Поль Сезанн. Гора Сент-Виктуар. 1904–1906
Мир Сезанна совершенно лишен того, что веками ощущалось эстетической визуальной ценностью. В традиционном понимании он едва ли красив. Но драгоценен и в высшей степени значителен: в нем особая, в чем-то даже тягостная, хотя и невыразимо привлекательная для глаз терпкая, глуховатая напряженность колорита; угрюмая и триумфальная гармония массивных форм, рожденных бесчисленными градациями цветов и тонов, ограниченных, впрочем, особой сезанновской гаммой сизо-серых, горячих и тусклых ржаво-пепельных, зеленовато-синих соцветий; ни неопределенности, ни недосказанности, ни намека на некий иной смысл, пластический подтекст. Однако в самом «художественном веществе» его картин впервые замерещилась некая опасность, угроза, чего не знала живопись импрессионистов.
Поверхность его холстов производит спервоначала впечатление глухой, бесстрастной твердыни. Никакой иллюзии глубины, на картине соединены в разные мгновения увиденные планы, время синтезируется с пространством, создавая «живописный хронотоп»: цвет один, без помощи линий и объемов, определяет и движение взгляда, и глубину, вовсе ее не «изображая». Созерцание коротких, обладающих особой концентрированной пластикой и мягкой четкостью мазков, образующих независимый от предмета изображения пульсирующий, но непроницаемый, нерушимо плотный, какой-то даже таинственный слой, вызывает странное волнение, глухую тревогу.
Потом происходит чудо.
Будь то в Музее Орсе, в Эрмитаже или ином собрании, глаз, «заряженный» тяжкой и пылкой неподвижностью сезанновских холстов, их могучей непререкаемостью («Его живопись заверена у деревенского нотариуса на дубовом столе. Она незыблема, как завещание, сделанное в здравом уме и твердой памяти»[284], — писал О. Мандельштам), их вязкой окончательностью, колоритом, в котором отдаленно угадываются прозрения Пикассо, с особым восторгом возвращается к вибрирующим, мерцающим, текучим, как расплавленный свет, картинам импрессионистов. Не борьба, не противопоставление, но две равно совершенные художественные истины.
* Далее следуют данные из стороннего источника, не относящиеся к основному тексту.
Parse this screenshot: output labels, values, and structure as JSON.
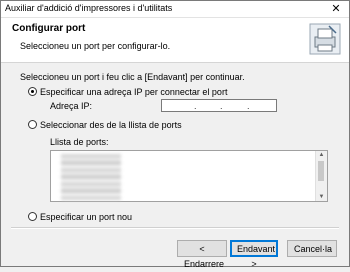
{
  "window": {
    "title": "Auxiliar d'addició d'impressores i d'utilitats",
    "close_glyph": "✕"
  },
  "header": {
    "title": "Configurar port",
    "subtitle": "Seleccioneu un port per configurar-lo.",
    "icon": "printer-wizard-icon"
  },
  "body": {
    "instruction": "Seleccioneu un port i feu clic a [Endavant] per continuar.",
    "option_ip": {
      "label": "Especificar una adreça IP per connectar el port",
      "selected": true
    },
    "ip_label": "Adreça IP:",
    "ip_value": [
      "",
      "",
      "",
      ""
    ],
    "ip_dots": [
      ".",
      ".",
      "."
    ],
    "option_list": {
      "label": "Seleccionar des de la llista de ports",
      "selected": false
    },
    "port_list_label": "Llista de ports:",
    "option_new": {
      "label": "Especificar un port nou",
      "selected": false
    }
  },
  "buttons": {
    "back": "< Endarrere",
    "next": "Endavant >",
    "cancel": "Cancel·la"
  },
  "colors": {
    "default_button_border": "#0078d7",
    "window_bg": "#f0f0f0",
    "header_bg": "#ffffff"
  }
}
История принадлежит не прошлому, а настоящему и будущему. Сущее делает былое историей, а сезанновская живопись стала границей импрессионизма. Граница же — некая линия, рубеж, определяющий пространство явления, как очертания определяют форму плоскости. И есть глубокий смысл в том, что Сезанн, этот пророк новейшего искусства, без которого немыслимы никакие откровения XX века, стал самим собой вместе с импрессионистами. Повторю: сам импрессионизм нес в себе свой эпилог. По сути дела, эти неразделимые и противоположные явления определили своим единством и борением поле напряжения между искусством XIX и XX веков.
Импрессионизм уходил в прошлое, выполнив свою историческую миссию. Веселый покой импрессионистической палитры уступал (еще не став музейной классикой) беспощадной, нередко и претенциозной логике рациональных построений авангарда. Но и перестав быть направлением, способным создавать новое искусство, импрессионизм остался животворящей силой, освобождающей художника от давления традиции, силой, помогающей ему оставаться наедине с живописью, не думать о сюжете и идеях, а только писать и радоваться этой своей способности.
Мощный темперамент импрессионистической живописи, которая только еще начинала завоевывать себе место в музеях, захватывал молодых, побуждая к смелости и отваге, к независимости преображенного новым взглядом города, он буквально «заражал» вкусом к дерзкому поиску, которым славились импрессионисты.
Импрессионизм остался своего рода школой художественного рыцарства, чистилищем и — в самом деле — триумфальной аркой на пути в новейшее искусство XX столетия. Едва ли кто из великих мастеров авангарда миновал его. Французские импрессионисты были последними художниками Нового времени, сохранившими в своем искусстве покой и радость золотого века. Они дали жизнь всему, что было после них, даже своим оппонентам. Подарили возможность называть себя импрессионистами даже тем, кто перенимал лишь их живописные приемы (а имя им — легион).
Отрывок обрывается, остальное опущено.